В недавнем обращении Путина к народу говорилось, что русские предотвратили убийство президента Белоруссии Лукашенко, а также последовавшую за этим кибератаку на страну. Кто всё это устроил, не упоминалось, однако несложно понять, кого обвинял Кремль. Недавно Генри Киссинджер высказал опасения неуступчивостью администрации Байдена и призвал Соединенные Штаты принять новый многополярный мировой порядок или вступить в фазу, которая будет напоминать ту, что предшествовала холодной войне. Самюэл Хантингтон (Samuel Huntington) в своей классификации цивилизаций помещает такие страны как Греция или Румыния в сферу российской геополитики, а это, не забывайте, страны НАТО. Идеологический пыл, пронизанный идеализмом, вполне может привести к плохому финалу, как это часто и бывало в истории.
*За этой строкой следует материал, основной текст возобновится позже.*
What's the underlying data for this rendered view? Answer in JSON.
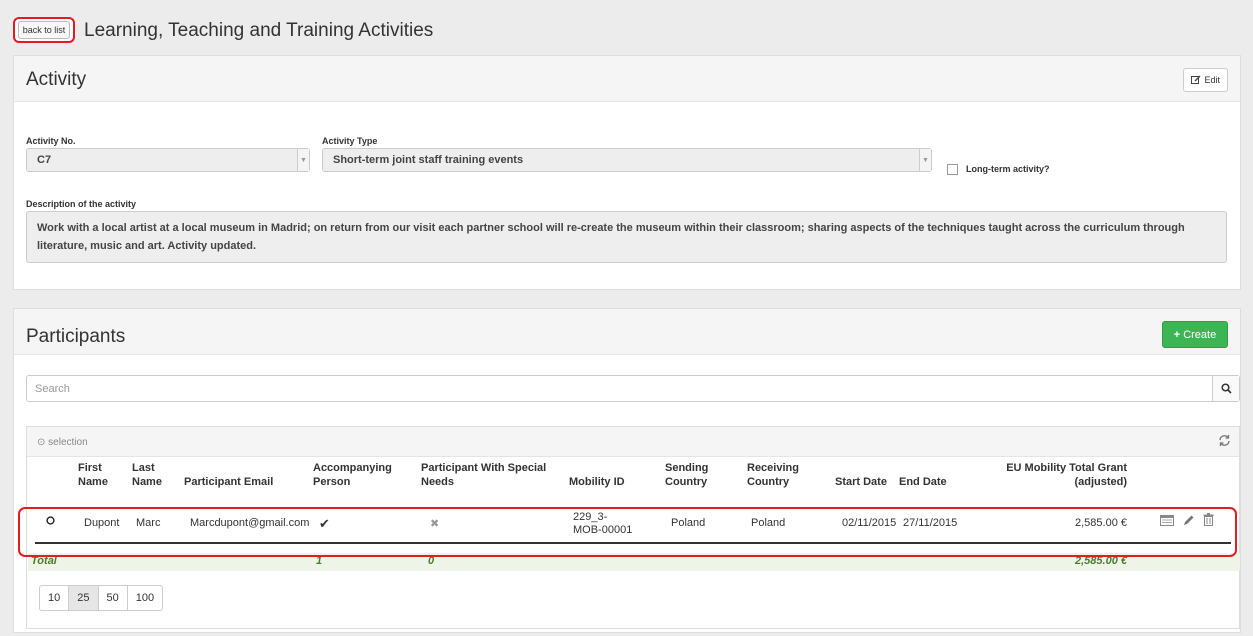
{
  "header": {
    "back_label": "back to list",
    "title": "Learning, Teaching and Training Activities"
  },
  "activity": {
    "panel_title": "Activity",
    "edit_label": "Edit",
    "activity_no_label": "Activity No.",
    "activity_no_value": "C7",
    "activity_type_label": "Activity Type",
    "activity_type_value": "Short-term joint staff training events",
    "long_term_label": "Long-term activity?",
    "long_term_checked": false,
    "description_label": "Description of the activity",
    "description_value": "Work with a local artist at a local museum in Madrid; on return from our visit each partner school will re-create the museum within their classroom; sharing aspects of the techniques taught across the curriculum through literature, music and art. Activity updated."
  },
  "participants": {
    "panel_title": "Participants",
    "create_label": "Create",
    "search_placeholder": "Search",
    "selection_label": "selection",
    "columns": {
      "first_name": [
        "First",
        "Name"
      ],
      "last_name": [
        "Last",
        "Name"
      ],
      "email": "Participant Email",
      "accompanying": [
        "Accompanying",
        "Person"
      ],
      "special_needs": [
        "Participant With Special",
        "Needs"
      ],
      "mobility_id": "Mobility ID",
      "sending_country": [
        "Sending",
        "Country"
      ],
      "receiving_country": [
        "Receiving",
        "Country"
      ],
      "start_date": "Start Date",
      "end_date": "End Date",
      "grant": [
        "EU Mobility Total Grant",
        "(adjusted)"
      ]
    },
    "rows": [
      {
        "first_name": "Dupont",
        "last_name": "Marc",
        "email": "Marcdupont@gmail.com",
        "accompanying": "✔",
        "special_needs": "✖",
        "mobility_id": [
          "229_3-",
          "MOB-00001"
        ],
        "sending_country": "Poland",
        "receiving_country": "Poland",
        "start_date": "02/11/2015",
        "end_date": "27/11/2015",
        "grant": "2,585.00 €"
      }
    ],
    "totals": {
      "label": "Total",
      "accompanying": "1",
      "special_needs": "0",
      "grant": "2,585.00 €"
    },
    "page_sizes": [
      "10",
      "25",
      "50",
      "100"
    ],
    "active_page_size": "25"
  },
  "colors": {
    "highlight": "#e31b23",
    "create_green": "#3cb554",
    "total_green": "#4a7d2a"
  }
}
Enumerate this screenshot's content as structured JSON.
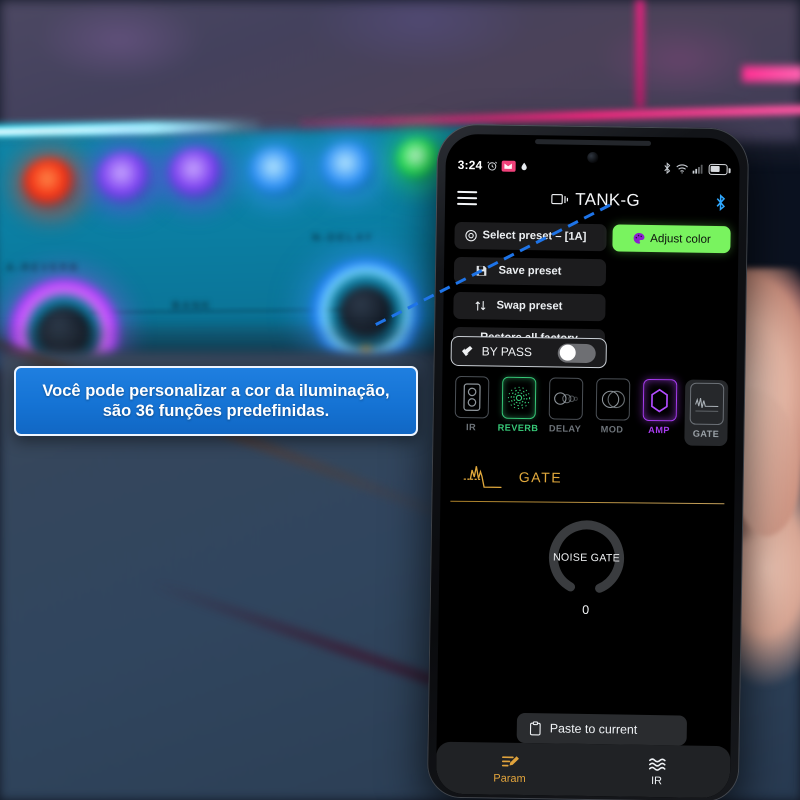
{
  "status_bar": {
    "time": "3:24",
    "left_icons": [
      "alarm-clock-icon",
      "gmail-icon",
      "drop-icon"
    ],
    "right_icons": [
      "bluetooth-icon",
      "wifi-icon",
      "cell-signal-icon",
      "battery-icon"
    ]
  },
  "app_bar": {
    "menu_icon": "hamburger-menu-icon",
    "device_icon": "cast-device-icon",
    "title": "TANK-G",
    "bluetooth_icon": "bluetooth-icon"
  },
  "presets": {
    "select_label": "Select preset – [1A]",
    "save_label": "Save preset",
    "swap_label": "Swap preset",
    "restore_label": "Restore all factory Presets",
    "adjust_color_label": "Adjust color"
  },
  "bypass": {
    "label": "BY PASS",
    "state": "on"
  },
  "effects": [
    {
      "label": "IR",
      "icon": "cabinet-icon",
      "state": "off"
    },
    {
      "label": "REVERB",
      "icon": "ripple-icon",
      "state": "on-green"
    },
    {
      "label": "DELAY",
      "icon": "echo-icon",
      "state": "off"
    },
    {
      "label": "MOD",
      "icon": "phase-icon",
      "state": "off"
    },
    {
      "label": "AMP",
      "icon": "amp-icon",
      "state": "on-purple"
    },
    {
      "label": "GATE",
      "icon": "gate-icon",
      "state": "selected"
    }
  ],
  "module": {
    "title": "GATE",
    "icon": "gate-waveform-icon",
    "knob": {
      "name": "NOISE GATE",
      "value": "0"
    }
  },
  "paste": {
    "label": "Paste to current",
    "icon": "clipboard-icon"
  },
  "bottom_nav": [
    {
      "label": "Param",
      "icon": "sliders-pencil-icon",
      "active": true
    },
    {
      "label": "IR",
      "icon": "waves-icon",
      "active": false
    }
  ],
  "callout": {
    "line1": "Você pode personalizar a cor da iluminação,",
    "line2": "são 36 funções predefinidas."
  },
  "colors": {
    "accent_green": "#79F35F",
    "accent_amber": "#E0A83C",
    "accent_purple": "#A83CF0",
    "accent_reverb": "#37C978",
    "callout_blue": "#1573D4",
    "arrow_blue": "#1E74E8",
    "bluetooth_blue": "#2FA8FF"
  }
}
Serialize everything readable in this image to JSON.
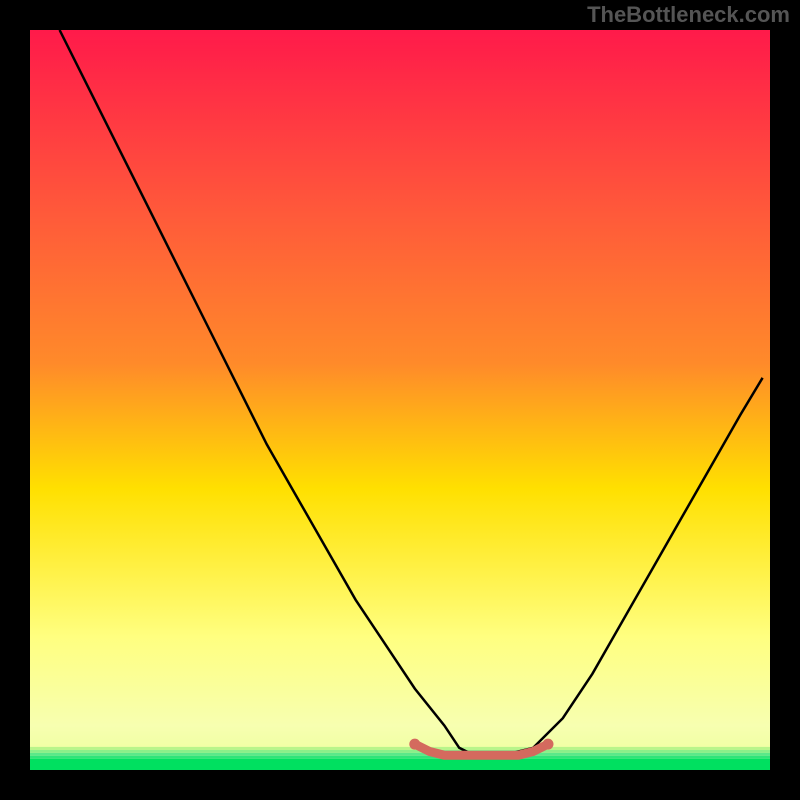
{
  "watermark": "TheBottleneck.com",
  "chart_data": {
    "type": "line",
    "title": "",
    "xlabel": "",
    "ylabel": "",
    "xlim": [
      0,
      100
    ],
    "ylim": [
      0,
      100
    ],
    "background_gradient": {
      "top": "#ff1a4a",
      "mid1": "#ff8a2a",
      "mid2": "#ffe000",
      "mid3": "#ffff80",
      "bottom_band": "#00e060"
    },
    "series": [
      {
        "name": "bottleneck-curve",
        "color": "#000000",
        "x": [
          4,
          8,
          12,
          16,
          20,
          24,
          28,
          32,
          36,
          40,
          44,
          48,
          52,
          56,
          58,
          60,
          64,
          68,
          72,
          76,
          80,
          84,
          88,
          92,
          96,
          99
        ],
        "y": [
          100,
          92,
          84,
          76,
          68,
          60,
          52,
          44,
          37,
          30,
          23,
          17,
          11,
          6,
          3,
          2,
          2,
          3,
          7,
          13,
          20,
          27,
          34,
          41,
          48,
          53
        ]
      },
      {
        "name": "optimal-zone-marker",
        "color": "#d46a5e",
        "x": [
          52,
          54,
          56,
          58,
          60,
          62,
          64,
          66,
          68,
          70
        ],
        "y": [
          3.5,
          2.5,
          2,
          2,
          2,
          2,
          2,
          2,
          2.5,
          3.5
        ]
      }
    ],
    "green_band_y": 1.5
  }
}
Пренебрежение другого приводило нас к войне с намерением подстроить нас под наши же представления.
Третий путинский урок возвращает нас к Германии, показывая её важность в продвижении мира вперед. Назначенные на этот год выборы в Германии и строительство газопровода «Северный поток — 2» — первичные вопросы, поэтому рассматривать их нужно вместе.
Когда Джордж Буш (отец, а не сын) дал зеленый свет воссоединению Германии, он запустил процесс, служивший Соединенным Штатам до самого кризиса евро. Варуфакис (Varoufakis) скажет, что по словам одного американского чиновника, Греция входила в сферу влияния Германии и что Соединенные Штаты не станут вмешиваться в ситуацию.
Однако у воссоединения был и еще один эффект: столица переехала из Бонна в Берлин. А в Берлине она не на берегах Рейна, а в сердце Бранденбурга. А под Бранденбургом имеется ввиду Пруссия. А под Пруссией — Германия. Воссоединение Германии решило множество проблем, но породило другие. Сегодня Америке приходится иметь дело с изменившимся государством, у которого есть собственная воля. Путин знает это и пользуется этим. Вражда с Россией влечет разные последствия для Померании и Новой Англии.
От Фридриха Великого до Бисмарка и пакта Молотова — Риббентропа — история несколько раз доказывала, что не враждующая с Россией Германия непобедима.
Афонсу Моура — специалист в области геополитики, магистр политологии и международных отношений.